Mücadele biçimine gelince, bunun yığınları harekete geçirmeyi amaçlayan legal mücadele olduğunu vurgula yalım. Eylem militanca idi ve her şey apaçık ortadaydı. Sola kapalı biçimsel parlamenter düzenin burjuva anlamıyla dahi demokrasi olmadığı tespitinden çıkış yaparak, bütün eksikliklerine karşın, biraz da zorlayarak ilerici bir yaklaşımla yorumladığımız 1961 Anayasasında yazılı demokratik hak ve özgürlüklerin eksiksiz uygulanmasını istiyorduk.

"Sosyalizm yolunda tam bağımsız ve gerçekten demokratik Türkiye” sloganı doğru slogandı. Bugün de doğrudur. Biz egemenlerin demagojik bir araç olarak kullandıkları devrim kavramını Kemalist yozlaştırmadan arındırıyorduk. Bilimsel anlamda devrim bir üretim tar-zından daha ileri bir üretim tarzına geçiş olduğuna göre bu, çağımızda, kapitalizmden sosyalizme geçiş demektir.
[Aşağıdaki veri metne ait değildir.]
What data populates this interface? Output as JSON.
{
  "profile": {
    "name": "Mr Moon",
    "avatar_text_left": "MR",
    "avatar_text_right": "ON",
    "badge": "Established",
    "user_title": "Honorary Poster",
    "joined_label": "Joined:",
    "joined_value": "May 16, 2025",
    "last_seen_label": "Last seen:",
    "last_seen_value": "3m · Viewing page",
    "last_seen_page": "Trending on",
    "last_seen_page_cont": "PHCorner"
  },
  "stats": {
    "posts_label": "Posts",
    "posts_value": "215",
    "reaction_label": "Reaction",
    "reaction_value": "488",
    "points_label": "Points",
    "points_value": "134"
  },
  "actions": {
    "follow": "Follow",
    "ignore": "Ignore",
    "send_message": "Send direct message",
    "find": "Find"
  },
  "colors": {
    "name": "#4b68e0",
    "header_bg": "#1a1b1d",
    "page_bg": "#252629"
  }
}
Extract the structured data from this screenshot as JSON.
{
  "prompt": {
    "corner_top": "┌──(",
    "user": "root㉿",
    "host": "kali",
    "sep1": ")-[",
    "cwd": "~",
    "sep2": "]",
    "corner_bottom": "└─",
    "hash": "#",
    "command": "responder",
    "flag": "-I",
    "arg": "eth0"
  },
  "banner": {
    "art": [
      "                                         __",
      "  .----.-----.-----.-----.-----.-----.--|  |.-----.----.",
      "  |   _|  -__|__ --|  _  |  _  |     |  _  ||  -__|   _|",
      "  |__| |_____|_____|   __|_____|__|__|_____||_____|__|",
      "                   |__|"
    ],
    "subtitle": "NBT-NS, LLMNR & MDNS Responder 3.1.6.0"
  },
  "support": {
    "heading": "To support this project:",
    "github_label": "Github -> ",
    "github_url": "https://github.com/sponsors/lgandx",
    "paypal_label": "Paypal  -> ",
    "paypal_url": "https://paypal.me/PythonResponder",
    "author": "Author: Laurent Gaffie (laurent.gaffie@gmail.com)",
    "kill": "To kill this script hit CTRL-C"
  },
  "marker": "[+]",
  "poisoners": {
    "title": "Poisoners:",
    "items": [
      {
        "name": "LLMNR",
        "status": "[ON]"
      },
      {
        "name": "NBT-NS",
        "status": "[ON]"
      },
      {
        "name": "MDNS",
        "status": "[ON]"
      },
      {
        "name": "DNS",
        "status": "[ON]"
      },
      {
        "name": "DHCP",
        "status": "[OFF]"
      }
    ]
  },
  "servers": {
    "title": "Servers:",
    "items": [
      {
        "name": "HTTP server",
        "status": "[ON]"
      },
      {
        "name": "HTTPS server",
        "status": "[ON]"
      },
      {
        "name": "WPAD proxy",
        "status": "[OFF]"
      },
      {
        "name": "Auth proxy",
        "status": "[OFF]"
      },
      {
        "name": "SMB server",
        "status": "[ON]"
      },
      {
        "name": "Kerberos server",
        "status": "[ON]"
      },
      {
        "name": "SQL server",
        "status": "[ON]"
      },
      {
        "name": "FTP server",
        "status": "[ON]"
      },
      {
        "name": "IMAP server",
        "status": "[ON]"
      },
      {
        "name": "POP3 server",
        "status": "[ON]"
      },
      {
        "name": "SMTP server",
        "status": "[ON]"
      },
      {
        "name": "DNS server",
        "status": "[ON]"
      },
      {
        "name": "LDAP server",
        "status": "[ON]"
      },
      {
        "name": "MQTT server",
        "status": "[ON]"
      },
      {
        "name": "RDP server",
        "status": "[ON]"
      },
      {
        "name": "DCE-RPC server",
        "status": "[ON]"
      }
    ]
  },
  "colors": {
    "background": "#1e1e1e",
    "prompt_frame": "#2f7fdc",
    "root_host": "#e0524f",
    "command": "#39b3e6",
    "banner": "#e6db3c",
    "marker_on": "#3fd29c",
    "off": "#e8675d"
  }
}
Biz bunu böyle anlıyor ve sorunu Marksist-Leninist devrim tezine uygun şekilde koyuyorduk. Devrim her şeyden önce devrimci bilinci emekçi yığınlara benimsetmekti. Bu yolda sabırlı çalışmalardı. Ama elbette ki gereken anda saldırıya geçebilmekti de. Ama gerektiğinde tam siper silah temizlemekti, tutukluk yapmasın diye. Kısaca devrim bilimsel, politik, askeri, edebi, sanatsal ve bütün alanlarda devrimci etkinliklerin tümüydü bizce. Onun için silah fetişizmine karşı çıkıyorduk. Regis Debray gibilerin devrimci eylemi kalaşnikofu ateşlemekten ibaret görüşlerini eleştiriyorduk. Gün geldi bu keskin laf ebelerinin koltuk altlarından haç çıktı.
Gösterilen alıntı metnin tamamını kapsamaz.